Теперь уже Лукас удерживал его в лежачем положении и четырежды подряд съездил ему по морде с таким звуком, что я представила себе, как папа отбивает мясо, и меня затошнило. Физиономия Бака становилась все менее узнаваемой. Мне не было его жалко, но я боялась, что Лукас не сможет вовремя остановиться и это истолкуют как превышение необходимой самообороны.

— Лэндон, перестань! — По подъездной дорожке несся доктор Хеллер. Он оттащил Лукаса от Бака, который уже не двигался. В первую секунду Лукас сопротивлялся, и я было всерьез испугалась за профессора, но мои опасения оказались напрасными: я совсем забыла, что он бывший десантник. Крепко обхватив руками грудь и плечи своего ассистента, почтенный ученый муж рявкнул: — Перестань! С ней все в порядке, все хорошо, сынок.

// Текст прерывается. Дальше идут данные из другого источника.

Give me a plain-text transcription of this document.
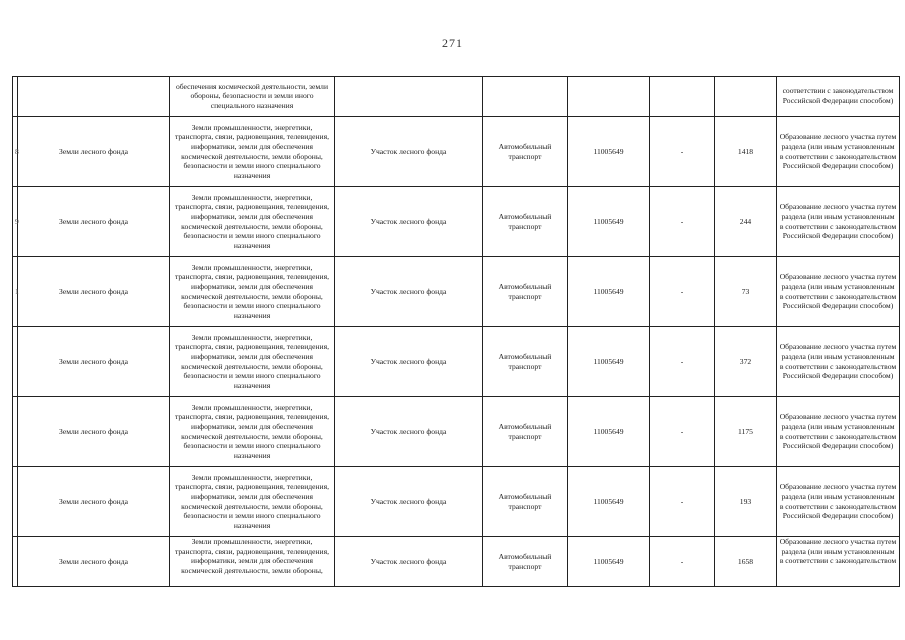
271

		обеспечения космической деятельности, земли обороны, безопасности и земли иного специального назначения						соответствии с законодательством Российской Федерации способом)

8	Земли лесного фонда	Земли промышленности, энергетики, транспорта, связи, радиовещания, телевидения, информатики, земли для обеспечения космической деятельности, земли обороны, безопасности и земли иного специального назначения	Участок лесного фонда	Автомобильный транспорт	11005649	-	1418	Образование лесного участка путем раздела (или иным установленным в соответствии с законодательством Российской Федерации способом)
9	Земли лесного фонда	Земли промышленности, энергетики, транспорта, связи, радиовещания, телевидения, информатики, земли для обеспечения космической деятельности, земли обороны, безопасности и земли иного специального назначения	Участок лесного фонда	Автомобильный транспорт	11005649	-	244	Образование лесного участка путем раздела (или иным установленным в соответствии с законодательством Российской Федерации способом)
1	Земли лесного фонда	Земли промышленности, энергетики, транспорта, связи, радиовещания, телевидения, информатики, земли для обеспечения космической деятельности, земли обороны, безопасности и земли иного специального назначения	Участок лесного фонда	Автомобильный транспорт	11005649	-	73	Образование лесного участка путем раздела (или иным установленным в соответствии с законодательством Российской Федерации способом)
	Земли лесного фонда	Земли промышленности, энергетики, транспорта, связи, радиовещания, телевидения, информатики, земли для обеспечения космической деятельности, земли обороны, безопасности и земли иного специального назначения	Участок лесного фонда	Автомобильный транспорт	11005649	-	372	Образование лесного участка путем раздела (или иным установленным в соответствии с законодательством Российской Федерации способом)
	Земли лесного фонда	Земли промышленности, энергетики, транспорта, связи, радиовещания, телевидения, информатики, земли для обеспечения космической деятельности, земли обороны, безопасности и земли иного специального назначения	Участок лесного фонда	Автомобильный транспорт	11005649	-	1175	Образование лесного участка путем раздела (или иным установленным в соответствии с законодательством Российской Федерации способом)
	Земли лесного фонда	Земли промышленности, энергетики, транспорта, связи, радиовещания, телевидения, информатики, земли для обеспечения космической деятельности, земли обороны, безопасности и земли иного специального назначения	Участок лесного фонда	Автомобильный транспорт	11005649	-	193	Образование лесного участка путем раздела (или иным установленным в соответствии с законодательством Российской Федерации способом)
	Земли лесного фонда	Земли промышленности, энергетики, транспорта, связи, радиовещания, телевидения, информатики, земли для обеспечения космической деятельности, земли обороны,	Участок лесного фонда	Автомобильный транспорт	11005649	-	1658	Образование лесного участка путем раздела (или иным установленным в соответствии с законодательством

Лукас успокоился, и доктор Хеллер его отпустил. Послышался приближающийся звук сирены: полицейская машина уже въехала на улицу. Лукас, едва высвободившись, моментально отыскал меня глазами, подошел ко мне, пошатываясь, и упал рядом со мной на траву. Все еще трясясь от избытка невыплеснутого адреналина и тяжело дыша, он посмотрел мне в глаза и осторожно поднял руку, как будто боялся, что я отстранюсь.